Laser Skin Surfacing (Ablative, Fractional, Non-Ablative) Dallas
There are essentially two types of laser categories: non-ablative (no-downtime) and ablative (removal of old skin and a week or so of downtime). Dr. Lam offers both services. His non-ablative laser is akin to an IPL or “photofacial”. However, since his is truly a laser (actually two lasers: a KTP and Nd:YAG) it works far better at removing red blotches, rosacea, and also at tightening and reducing pores. There is almost no downtime in the majority of patients but in those with extensive rosacea there can be some mild swelling for a day or so. Dr. Lam uses two ablative lasers: the Cortex (fractional carbon dioxide and erbium) and the 2940 nm (a non-fractional erbium). He finds the Cortex to be ideal for lighter problems of skin aging; whereas he uses the 2940 nm primarily for deeper wrinkle problems, especially those around the mouth area.
I highly recommend Dr. Lam. He is a perfectionist and took the time to listen to my concerns and explain the procedure in detail. His staff has always been warm and welcoming from the day of my consultation, throughout the procedure and follow up appointments. I am very happy with the results of my procedure! Thank you Dr. Lam! – See more Testimonials here.
- The non-ablative KTP is a truly “no downtime” procedure that can be done as a lunchtime treatment. Dr. Lam’s staff performs this procedure rather than Dr. Lam. Because it can take up to 45 minutes to perform, this procedure needs to be scheduled in advance. It can help with rosacea, redness, uneven color, pores, and mild skin texture problems. It is best advised to have this procedure performed every 6 weeks to 3 months if possible, or before a special event for which you want to look good.

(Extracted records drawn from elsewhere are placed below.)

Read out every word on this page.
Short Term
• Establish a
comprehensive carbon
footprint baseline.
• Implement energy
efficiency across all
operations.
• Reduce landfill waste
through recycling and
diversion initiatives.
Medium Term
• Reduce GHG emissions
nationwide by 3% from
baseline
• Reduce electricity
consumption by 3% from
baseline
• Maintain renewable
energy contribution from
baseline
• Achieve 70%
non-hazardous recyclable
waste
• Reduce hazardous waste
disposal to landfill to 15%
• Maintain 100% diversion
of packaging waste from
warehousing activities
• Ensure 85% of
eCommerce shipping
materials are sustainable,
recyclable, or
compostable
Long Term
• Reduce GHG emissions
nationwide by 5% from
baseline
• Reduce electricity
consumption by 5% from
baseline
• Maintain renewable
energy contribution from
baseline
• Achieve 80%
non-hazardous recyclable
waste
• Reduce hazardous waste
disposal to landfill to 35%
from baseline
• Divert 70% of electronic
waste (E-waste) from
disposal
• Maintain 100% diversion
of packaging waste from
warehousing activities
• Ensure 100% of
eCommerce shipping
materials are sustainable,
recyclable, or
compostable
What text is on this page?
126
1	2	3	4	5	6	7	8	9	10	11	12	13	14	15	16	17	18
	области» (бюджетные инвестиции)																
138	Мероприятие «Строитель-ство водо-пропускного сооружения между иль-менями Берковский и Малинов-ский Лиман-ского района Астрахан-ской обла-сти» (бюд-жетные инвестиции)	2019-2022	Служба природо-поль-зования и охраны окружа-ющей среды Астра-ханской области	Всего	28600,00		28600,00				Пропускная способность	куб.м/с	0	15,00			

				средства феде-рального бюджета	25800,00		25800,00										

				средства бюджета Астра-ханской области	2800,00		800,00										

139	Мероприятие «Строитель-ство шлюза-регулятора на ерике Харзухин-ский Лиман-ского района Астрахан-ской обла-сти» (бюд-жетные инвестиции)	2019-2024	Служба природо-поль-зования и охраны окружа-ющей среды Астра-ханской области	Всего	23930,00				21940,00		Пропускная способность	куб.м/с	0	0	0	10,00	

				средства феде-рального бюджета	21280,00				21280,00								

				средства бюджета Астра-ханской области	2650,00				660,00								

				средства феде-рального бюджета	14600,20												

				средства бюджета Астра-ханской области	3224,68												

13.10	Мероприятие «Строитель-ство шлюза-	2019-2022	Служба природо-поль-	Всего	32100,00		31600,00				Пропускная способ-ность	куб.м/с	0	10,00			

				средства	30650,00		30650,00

- The Cortex is a very good laser to treat mild to moderate skin damage like fine to moderate lines, sun damage, and uneven color and texture. The Cortex is a dual laser employing both fractional carbon dioxide and non-fractional erbium. Fractional laser is defined as a laser that skips areas of the skin using a computer program to permit improved healing. The 2940 nm is more powerful to correct the same problems as the Cortex and works exceptionally better at managing wrinkles and texture problems around the mouth. It uses a more powerful non-fractionated ablative erbium laser and also possesses a lighter fractional erbium head as well. Dr. Lam mainly uses the non-fractionated head. Because the resurfacing does not go as deep as the Cortex, it does not need to be fractionated and works better to improve textural issues and wrinkles of the skin. For both lasers, the downtime is typically several days to a week where there is obvious peeling and some swelling making it hard to go to work or be in the social spotlight. Even though some mild color changes may persist for even several weeks, Dr. Lam uses Oxygenetix makeup that can actually be used immediately after an ablative laser session without risk. In fact, Oxygenetix, which is color matched to your skin type, can actually facilitate more rapid healing of your skin, and at the same time cover any mild, remaining discoloration.
What are my restrictions following a 2940 nm or Cortex treatment?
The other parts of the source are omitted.